CASPER, Wyo. – The call for a global student climate strike has mostly fallen on deaf ears in Wyoming, and after receiving hate messages on Facebook for a strike she organized in April, Maille Gray is uncertain about joining Friday's day of action.

For one, the Natrona County High School senior has a calculus test that day. But she says it won't take much to convince her to walk out of class.

"Doing these sorts of things like climate strikes really builds up an awareness for the issue at hand,” she states. “And I believe when we get our numbers together we can really make a difference."

Organizers say Friday's strike is on course to be the largest-ever global mobilization for climate action.

Skeptics maintain students are being manipulated by environmental groups, a charge flatly denied by the movement's founder, 16-year-old Greta Thunberg of Sweden.

Still others believe young people just want to skip school.

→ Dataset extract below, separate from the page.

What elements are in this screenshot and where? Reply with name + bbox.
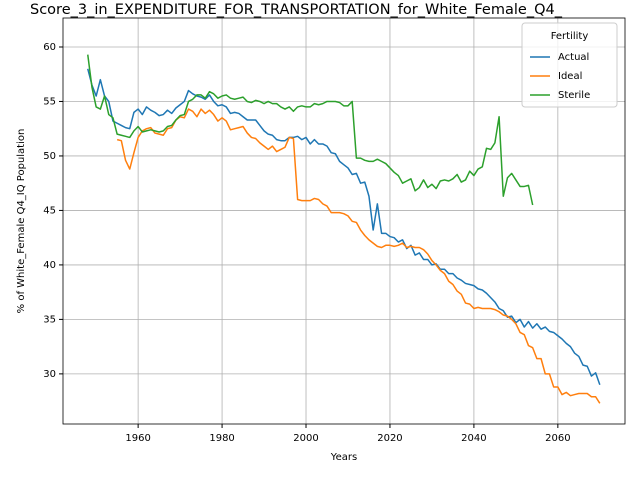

A recent survey found that the U.S. has the highest percentage of climate deniers of any developed nation, and a majority of deniers believe it's a conspiracy and hoax, sentiments Gray encountered frequently during April's strike.

She says even if you lay out all the scientific data, it's hard to convince people in a state dependent on oil and gas.

"And since we're an oil-based economy, it's easier for everybody in the state to believe that climate change doesn't exist – because if climate change doesn't exist, then we don't have to worry about the oil and the coal that we're extracting from the ground," she states.

Gray says she's seen the impacts of climate change first-hand, both in prolonged drought and disappearing glaciers.

She says her long-term goal is to get into college and study environmental geology and hydrology, and use that education to help mitigate the impacts of a warming planet.

Gray is hoping her calculus teacher will postpone Friday's test so she can strike and keep her grades up.